Un día le había dicho que sería piedra sobre la que fundamentar la Iglesia, ahora le dice que tiene que apacentar el rebaño. ‘Apacienta mis corderos, apacienta mis ovejas…’ Pescador o pastor Pedro estaba recibiendo una misión grande que Jesús le confiaba. Jesús sólo necesitará de su amor porque así sabe que será fiel para siempre, de manera que pueda confirmar en la fe a los hermanos.
‘Sígueme’, le dice Jesús. Le sigue en la fe; le sigue en el amor. Ahí estará siempre Pedro caminando delante porque está junto a Jesús, porque nos querrá llevar hasta Jesús. Será hoy Pedro el primero que se suba de nuevo a la barca para arrastrar la red hasta la orilla. Había aprendido la lección de cómo hay que hacer para ser el primero. Se hace servidor y por eso ahora sí será el primero, el que en nombre de Cristo nos apaciente, nos guíe nos ayude a caminar siempre hasta Jesús.
Pero nosotros, todos, también hemos de pasar ese examen de amor, como el que le hizo Jesús a Pedro. Serán muchas nuestras debilidades y flaquezas, pero el Señor quiere mirar ahora la medida de nuestro amor. ¿Podremos decirle también como Pedro ‘tú sabes que te amo, tú lo conoces todo, y sabes que te quiero’?
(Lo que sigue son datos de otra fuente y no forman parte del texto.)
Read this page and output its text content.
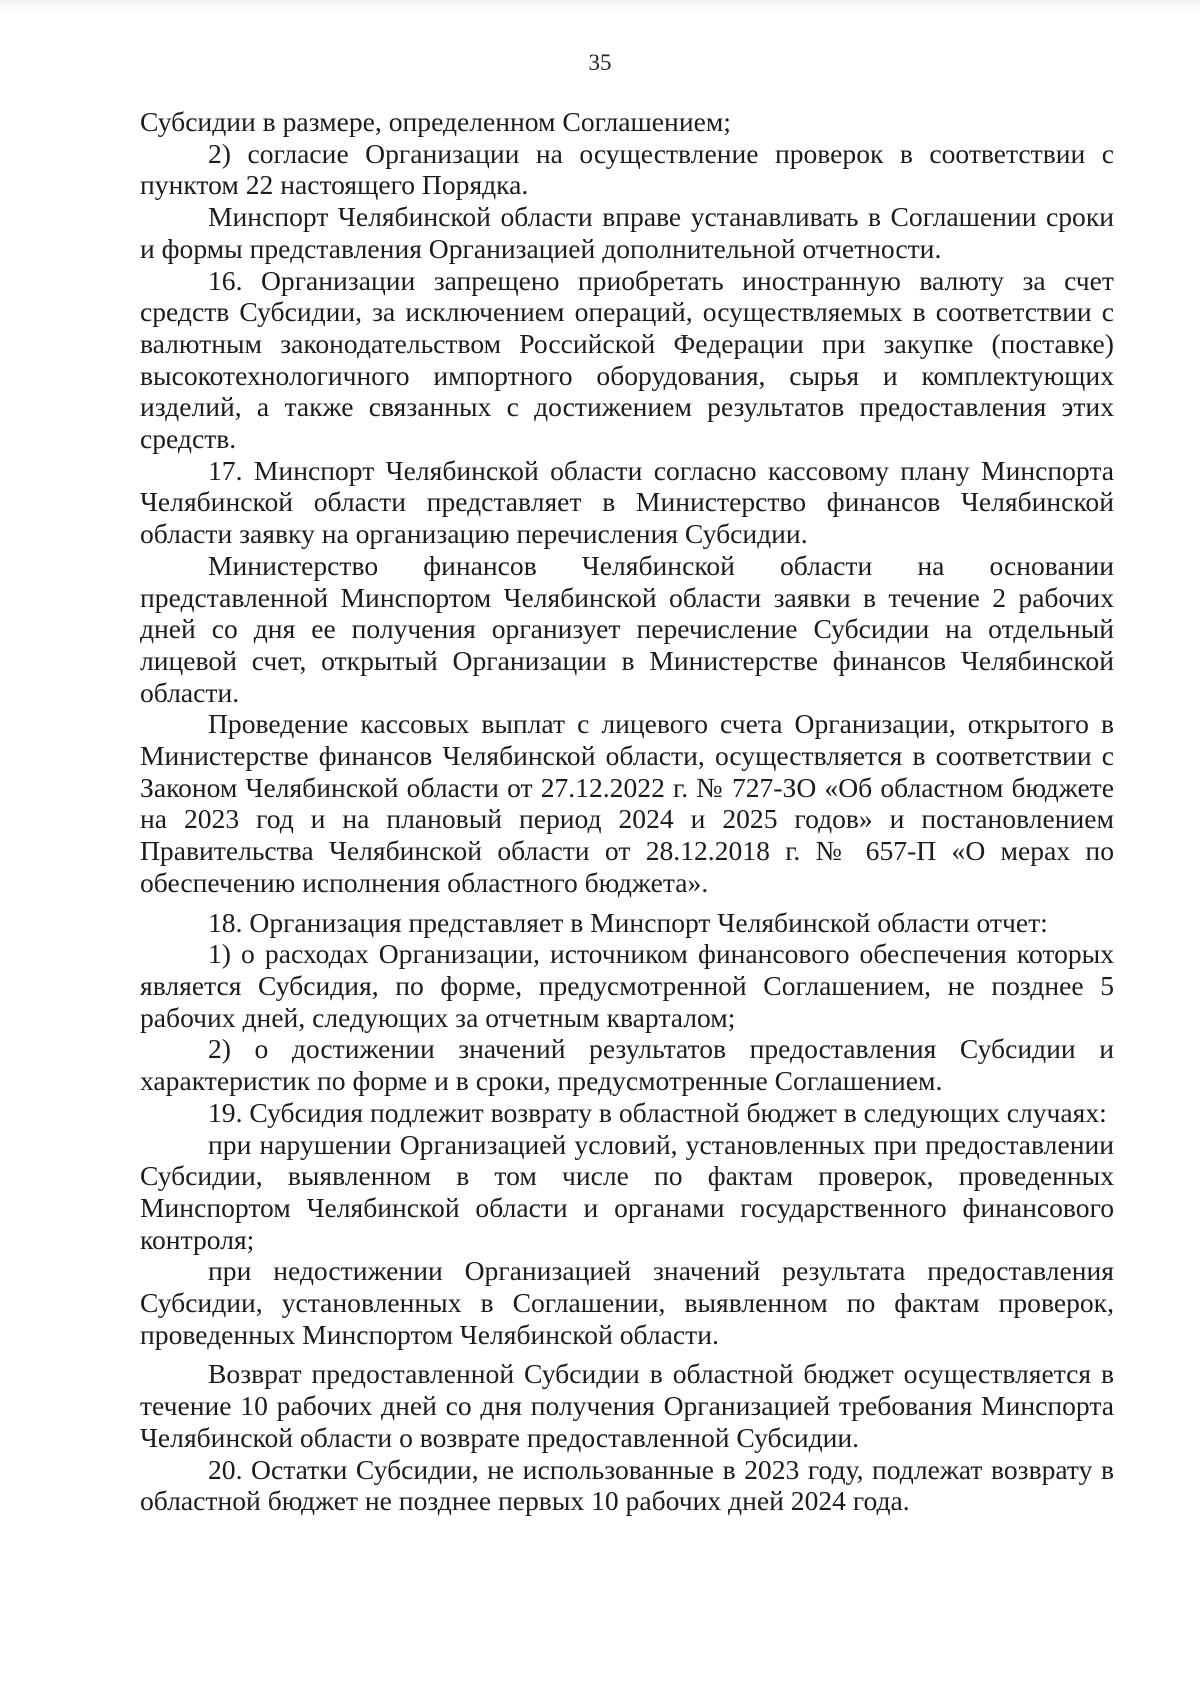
35

Субсидии в размере, определенном Соглашением;

2) согласие Организации на осуществление проверок в соответствии с пунктом 22 настоящего Порядка.

Минспорт Челябинской области вправе устанавливать в Соглашении сроки и формы представления Организацией дополнительной отчетности.

16. Организации запрещено приобретать иностранную валюту за счет средств Субсидии, за исключением операций, осуществляемых в соответствии с валютным законодательством Российской Федерации при закупке (поставке) высокотехнологичного импортного оборудования, сырья и комплектующих изделий, а также связанных с достижением результатов предоставления этих средств.

17. Минспорт Челябинской области согласно кассовому плану Минспорта Челябинской области представляет в Министерство финансов Челябинской области заявку на организацию перечисления Субсидии.

Министерство финансов Челябинской области на основании представленной Минспортом Челябинской области заявки в течение 2 рабочих дней со дня ее получения организует перечисление Субсидии на отдельный лицевой счет, открытый Организации в Министерстве финансов Челябинской области.

Проведение кассовых выплат с лицевого счета Организации, открытого в Министерстве финансов Челябинской области, осуществляется в соответствии с Законом Челябинской области от 27.12.2022 г. № 727-ЗО «Об областном бюджете на 2023 год и на плановый период 2024 и 2025 годов» и постановлением Правительства Челябинской области от 28.12.2018 г. № 657-П «О мерах по обеспечению исполнения областного бюджета».

18. Организация представляет в Минспорт Челябинской области отчет:

1) о расходах Организации, источником финансового обеспечения которых является Субсидия, по форме, предусмотренной Соглашением, не позднее 5 рабочих дней, следующих за отчетным кварталом;

2) о достижении значений результатов предоставления Субсидии и характеристик по форме и в сроки, предусмотренные Соглашением.

19. Субсидия подлежит возврату в областной бюджет в следующих случаях:

при нарушении Организацией условий, установленных при предоставлении Субсидии, выявленном в том числе по фактам проверок, проведенных Минспортом Челябинской области и органами государственного финансового контроля;

при недостижении Организацией значений результата предоставления Субсидии, установленных в Соглашении, выявленном по фактам проверок, проведенных Минспортом Челябинской области.

Возврат предоставленной Субсидии в областной бюджет осуществляется в течение 10 рабочих дней со дня получения Организацией требования Минспорта Челябинской области о возврате предоставленной Субсидии.

20. Остатки Субсидии, не использованные в 2023 году, подлежат возврату в областной бюджет не позднее первых 10 рабочих дней 2024 года.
Creemos en El, queremos reconocerle siempre y correr para estar a su lado; queremos escuchar su Palabra que nos ilumine, nos guíe y nos fortalezca; queremos alimentarnos de El porque también nos sentimos invitamos a que vayamos a su Mesa. Será ahí donde alimentemos esa fe y ese amor. Será ahí donde aprenderemos a reconocerle como los discípulos de Emaús al partir el pan, pero caminando ese camino de amor aprenderemos también a reconocerle en el hermano, el que está a nuestro lado o más lejano, en el que sufre o en el que padece necesidad. Llenémonos de ese amor, sintámonos también nosotros amados del Señor y podremos como Juan reconocerle y decir ‘es el Señor’.